Palco da Stock Car em Belo Horizonte

Organização do evento, que deve acontecer a partir de 2024, pretende integrar corrida à tradicional cultura automobilística do Mineirão

Para os belorizontinos, o ano de 2024 começou imerso em polêmicas relacionadas à realização da Stock Car na capital mineira, envolvendo o corte de árvores no entorno do estádio Mineirão e a proximidade do circuito com a escola de Veterinária da Universidade Federal de Minas Gerais (UFMG). O assunto rendeu ampla cobertura por parte da mídia local, e parte da população se voltou contra a corrida, levantando dúvidas sobre sua viabilidade e o melhor local para sua realização.

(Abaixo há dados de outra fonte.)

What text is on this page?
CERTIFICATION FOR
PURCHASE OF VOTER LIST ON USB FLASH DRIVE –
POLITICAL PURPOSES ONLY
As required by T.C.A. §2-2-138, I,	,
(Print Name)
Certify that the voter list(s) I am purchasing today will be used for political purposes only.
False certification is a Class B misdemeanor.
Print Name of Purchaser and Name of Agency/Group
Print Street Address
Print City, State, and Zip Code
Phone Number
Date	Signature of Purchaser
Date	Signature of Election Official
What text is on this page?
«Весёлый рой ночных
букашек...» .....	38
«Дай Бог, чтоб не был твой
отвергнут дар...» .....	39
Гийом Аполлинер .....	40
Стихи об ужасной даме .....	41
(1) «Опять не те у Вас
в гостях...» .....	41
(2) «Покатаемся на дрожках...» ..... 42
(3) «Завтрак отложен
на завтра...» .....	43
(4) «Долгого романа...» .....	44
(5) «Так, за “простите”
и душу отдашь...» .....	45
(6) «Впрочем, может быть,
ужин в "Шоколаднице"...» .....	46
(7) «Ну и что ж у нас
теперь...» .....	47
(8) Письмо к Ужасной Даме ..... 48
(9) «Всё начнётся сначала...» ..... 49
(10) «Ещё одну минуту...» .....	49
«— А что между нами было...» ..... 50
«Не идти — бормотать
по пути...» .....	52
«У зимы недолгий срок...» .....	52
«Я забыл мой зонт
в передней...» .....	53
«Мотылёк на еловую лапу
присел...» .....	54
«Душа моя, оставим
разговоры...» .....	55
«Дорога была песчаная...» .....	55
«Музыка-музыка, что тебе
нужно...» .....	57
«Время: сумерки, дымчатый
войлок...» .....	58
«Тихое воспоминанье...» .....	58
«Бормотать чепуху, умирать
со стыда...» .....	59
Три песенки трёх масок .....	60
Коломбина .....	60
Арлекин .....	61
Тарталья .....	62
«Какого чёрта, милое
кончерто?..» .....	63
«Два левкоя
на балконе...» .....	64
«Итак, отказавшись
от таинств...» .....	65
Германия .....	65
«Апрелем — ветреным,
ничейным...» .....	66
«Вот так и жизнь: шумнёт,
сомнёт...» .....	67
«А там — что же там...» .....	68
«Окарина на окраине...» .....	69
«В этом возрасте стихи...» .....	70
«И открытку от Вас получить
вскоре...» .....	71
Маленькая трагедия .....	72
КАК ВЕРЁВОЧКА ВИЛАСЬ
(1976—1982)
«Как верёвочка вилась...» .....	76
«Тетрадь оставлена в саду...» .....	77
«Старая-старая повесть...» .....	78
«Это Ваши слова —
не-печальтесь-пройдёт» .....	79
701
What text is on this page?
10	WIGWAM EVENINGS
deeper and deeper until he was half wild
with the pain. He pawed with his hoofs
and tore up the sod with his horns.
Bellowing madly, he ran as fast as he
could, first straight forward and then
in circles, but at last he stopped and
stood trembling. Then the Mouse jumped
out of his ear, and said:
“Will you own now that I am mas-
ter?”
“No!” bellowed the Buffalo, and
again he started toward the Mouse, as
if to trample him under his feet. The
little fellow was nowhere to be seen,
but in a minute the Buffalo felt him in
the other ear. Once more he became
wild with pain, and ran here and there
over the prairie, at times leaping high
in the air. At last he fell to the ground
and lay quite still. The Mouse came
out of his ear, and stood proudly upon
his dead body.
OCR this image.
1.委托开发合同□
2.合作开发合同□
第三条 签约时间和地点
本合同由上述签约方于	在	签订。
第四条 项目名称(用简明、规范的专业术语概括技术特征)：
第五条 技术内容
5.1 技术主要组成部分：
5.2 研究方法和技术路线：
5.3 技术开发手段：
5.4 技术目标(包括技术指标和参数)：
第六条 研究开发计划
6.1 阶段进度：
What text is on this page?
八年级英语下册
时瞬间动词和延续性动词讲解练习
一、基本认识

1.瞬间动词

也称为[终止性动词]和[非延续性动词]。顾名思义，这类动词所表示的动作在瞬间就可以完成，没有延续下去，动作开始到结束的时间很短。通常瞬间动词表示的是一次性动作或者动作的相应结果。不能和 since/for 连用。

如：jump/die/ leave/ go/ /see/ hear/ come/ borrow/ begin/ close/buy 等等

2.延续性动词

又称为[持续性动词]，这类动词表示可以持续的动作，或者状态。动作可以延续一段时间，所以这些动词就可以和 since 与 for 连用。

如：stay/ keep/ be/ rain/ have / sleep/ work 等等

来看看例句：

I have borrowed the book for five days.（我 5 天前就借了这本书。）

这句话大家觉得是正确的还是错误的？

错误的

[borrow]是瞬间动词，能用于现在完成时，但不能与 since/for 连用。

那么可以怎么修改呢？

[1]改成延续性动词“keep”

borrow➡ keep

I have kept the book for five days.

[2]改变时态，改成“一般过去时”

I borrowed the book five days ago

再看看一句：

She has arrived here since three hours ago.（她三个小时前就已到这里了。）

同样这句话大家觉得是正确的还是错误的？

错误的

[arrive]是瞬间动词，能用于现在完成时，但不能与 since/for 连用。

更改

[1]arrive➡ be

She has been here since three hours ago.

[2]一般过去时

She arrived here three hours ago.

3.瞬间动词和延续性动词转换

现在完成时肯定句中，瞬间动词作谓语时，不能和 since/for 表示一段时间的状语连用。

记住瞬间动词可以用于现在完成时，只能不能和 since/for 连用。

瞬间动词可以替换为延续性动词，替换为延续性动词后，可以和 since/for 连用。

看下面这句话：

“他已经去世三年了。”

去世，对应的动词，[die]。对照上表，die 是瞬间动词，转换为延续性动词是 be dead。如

Apesar das críticas, a realização da 45ª edição da Stock Car está prevista para os arredores do Mineirão, na região da Pampulha. A reta principal do trajeto ocupará a avenida Coronel Oscar Paschoal, entre o Centro Esportivo Universitário (CEU) e o Hall de entrada do estádio Mineirão. Os carros partirão em direção à avenida Antônio Abrahão Caram e continuarão rumo à avenida Rei Pelé.

A definição da rota levou em consideração a relação que o local possui com o automobilismo, já que a Pampulha já abrigou provas históricas com pilotos famosos, como o Grand Prix de Automobilismo de 1937 e algumas corridas de treino da Fórmula 1 disputadas por Emerson Fittipaldi e seu irmão Wilson Fittipaldi. Também pesou na escolha da sede da edição de 2024 da Stock Car o fato de a Pampulha abrigar patrimônios históricos e culturais da capital mineira. Espera-se que a tradição esportiva do Mineirão e sua localização central proporcionem infraestrutura e fácil acesso para os espectadores.

Antes do anúncio do local-sede, porém, os organizadores do evento cogitaram outras duas opções em Belo Horizonte: a região do Aeroporto Carlos Prates e a Cidade Administrativa. No entanto, questões políticas e logísticas inviabilizaram essas opções. 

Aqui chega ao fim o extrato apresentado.